Crítica cine: The Innocents (1961)

Versión sorprendente del clásico gótico de Henry James sobre la institutriz que debe cuidar a dos chicos en una casa muy extraña.

Dirigida por: Jack Clayton.

Protagonizada por: Deborah Kerr, Peter Wyngarde, Megs Jenkins, Pamela Franklin, Martin Stephens, Michael Redgrave.

País: Reino Unido.

Género: Horror.

Duración: 99 minutos.

Ver The Innocents después de décadas y después de haber visto incontables versiones de la historia que cuenta, es común para mí. A veces voy con algún objetivo puntual pero generalmente me gusta explorar las raíces de todo, entender de dónde venimos, y saber qué inspira a quienes hoy hacen cine, sobre todo si de horror se trata. Son experiencias que valoro, que objetivamente analizo.

Pero no puedo decir que es lo mismo que ver una película actual. Es imposible. Se trata de estilos, lenguaje, y costumbres. Eso no quiere decir que sea algo automáticamente despreciable. Al contrario. A veces ubicarnos en ese momento que ocurrió hace décadas nos permite detallar fundamentos que hoy se usan en el día a día. Pero con The Innocents no hay demasiada necesidad de “forzar”. Jack Clayton hizo un clásico del horror hace más de cincuenta años, y hoy se siente tan aterrador como en aquel momento.
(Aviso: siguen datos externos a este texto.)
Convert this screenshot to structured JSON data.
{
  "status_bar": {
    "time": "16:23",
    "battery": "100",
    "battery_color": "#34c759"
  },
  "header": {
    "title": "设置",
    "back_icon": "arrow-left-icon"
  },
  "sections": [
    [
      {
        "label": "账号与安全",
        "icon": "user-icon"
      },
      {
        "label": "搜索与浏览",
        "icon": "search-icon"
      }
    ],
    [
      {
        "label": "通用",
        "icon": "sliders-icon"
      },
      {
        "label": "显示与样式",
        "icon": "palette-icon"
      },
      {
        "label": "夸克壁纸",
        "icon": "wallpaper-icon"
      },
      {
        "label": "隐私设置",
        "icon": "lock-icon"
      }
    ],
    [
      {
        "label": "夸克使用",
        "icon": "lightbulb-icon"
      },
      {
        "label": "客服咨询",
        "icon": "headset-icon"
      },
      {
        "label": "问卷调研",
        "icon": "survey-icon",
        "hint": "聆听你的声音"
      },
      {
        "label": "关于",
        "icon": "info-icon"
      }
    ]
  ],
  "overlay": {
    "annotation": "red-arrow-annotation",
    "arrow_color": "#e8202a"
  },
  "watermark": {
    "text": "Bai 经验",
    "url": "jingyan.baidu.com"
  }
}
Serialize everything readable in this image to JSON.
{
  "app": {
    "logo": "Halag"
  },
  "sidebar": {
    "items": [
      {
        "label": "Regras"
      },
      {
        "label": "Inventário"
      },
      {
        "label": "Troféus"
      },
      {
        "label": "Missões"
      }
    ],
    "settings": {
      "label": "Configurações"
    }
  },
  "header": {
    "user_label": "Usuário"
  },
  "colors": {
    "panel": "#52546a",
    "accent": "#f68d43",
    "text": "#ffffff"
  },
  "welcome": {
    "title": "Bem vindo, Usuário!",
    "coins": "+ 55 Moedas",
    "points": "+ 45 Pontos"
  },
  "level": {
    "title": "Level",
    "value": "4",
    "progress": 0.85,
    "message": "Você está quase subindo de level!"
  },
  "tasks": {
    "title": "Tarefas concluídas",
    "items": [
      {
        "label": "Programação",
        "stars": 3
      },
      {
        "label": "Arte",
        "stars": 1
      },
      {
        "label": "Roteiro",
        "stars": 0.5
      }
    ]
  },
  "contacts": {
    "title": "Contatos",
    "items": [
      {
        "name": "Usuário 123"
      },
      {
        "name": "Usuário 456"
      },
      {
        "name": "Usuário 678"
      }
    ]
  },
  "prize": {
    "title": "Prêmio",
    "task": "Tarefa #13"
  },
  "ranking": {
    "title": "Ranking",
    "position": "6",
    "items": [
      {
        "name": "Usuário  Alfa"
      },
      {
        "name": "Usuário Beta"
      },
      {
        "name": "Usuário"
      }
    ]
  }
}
Basada en la novela de horror gótico The Turn of the Screw de Henry James, The Innocents nos cuenta la historia de la institutriz que decide cuidar a unos niños en Bly, una mansión de un hombre poderoso que no puede cuidar a sus sobrinos. La poca experiencia de ella no es obstáculo para que él decida contratarla, después de que la última encargada falleciera. La señorita Giddens acepta y viaja a Bly. Su relación con Flora, la niña, es automáticamente positiva. Parece un trabajo de ensueño. Pero Miles, el hermano de Flora, llega después de ser expulsado del colegio. Pronto, la institutriz empieza a ver apariciones de un hombre y una mujer en la casa. Los niños también empiezan a actuar de forma extraña. En Bly algo ocurrió. Y todavía hay rastros de esos horribles eventos.
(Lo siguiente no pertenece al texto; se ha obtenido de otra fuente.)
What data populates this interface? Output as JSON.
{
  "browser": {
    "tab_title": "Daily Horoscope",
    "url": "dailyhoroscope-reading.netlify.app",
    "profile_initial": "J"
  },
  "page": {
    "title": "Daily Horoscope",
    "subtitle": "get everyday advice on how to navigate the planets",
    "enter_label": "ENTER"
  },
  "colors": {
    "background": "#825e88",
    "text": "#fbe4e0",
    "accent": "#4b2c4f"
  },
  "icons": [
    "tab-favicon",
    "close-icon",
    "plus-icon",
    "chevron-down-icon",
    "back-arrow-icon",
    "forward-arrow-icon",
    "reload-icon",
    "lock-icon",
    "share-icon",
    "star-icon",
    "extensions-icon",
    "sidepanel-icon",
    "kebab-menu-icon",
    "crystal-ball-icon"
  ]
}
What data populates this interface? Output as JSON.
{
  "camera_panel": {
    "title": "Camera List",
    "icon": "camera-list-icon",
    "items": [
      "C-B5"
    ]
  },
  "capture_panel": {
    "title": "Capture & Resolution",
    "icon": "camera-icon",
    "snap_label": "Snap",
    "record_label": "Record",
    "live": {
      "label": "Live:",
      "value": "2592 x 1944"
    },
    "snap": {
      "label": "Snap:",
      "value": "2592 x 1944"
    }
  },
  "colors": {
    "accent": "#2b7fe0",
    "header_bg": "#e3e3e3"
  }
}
Clayton filma con absoluta seguridad en sí mismo. The Innocents es una película técnicamente perfecta. El manejo de los espacios, de la luz, y del enfoque, es algo que hasta el día de hoy debería ser enseñado como recursos eficientes en el horror. Pero no solo se trata del susto como sentimiento general. El guion fiel a la obra original es retocado por un Truman Capote que decide imprimir un rasgo psicológico importante. Capote le da personalidad a Giddens, pero la somete a su propio misterio. Explora el lado paranoico y en ocasiones The Innocents mantiene la duda en el espectador quien todavía no sabe si en Bly hay fantasmas o están solo en la mente de una mujer perturbada. En ocasiones, el misterio es un aliado que no podemos descartar, y Clayton lo sabe y lo usa.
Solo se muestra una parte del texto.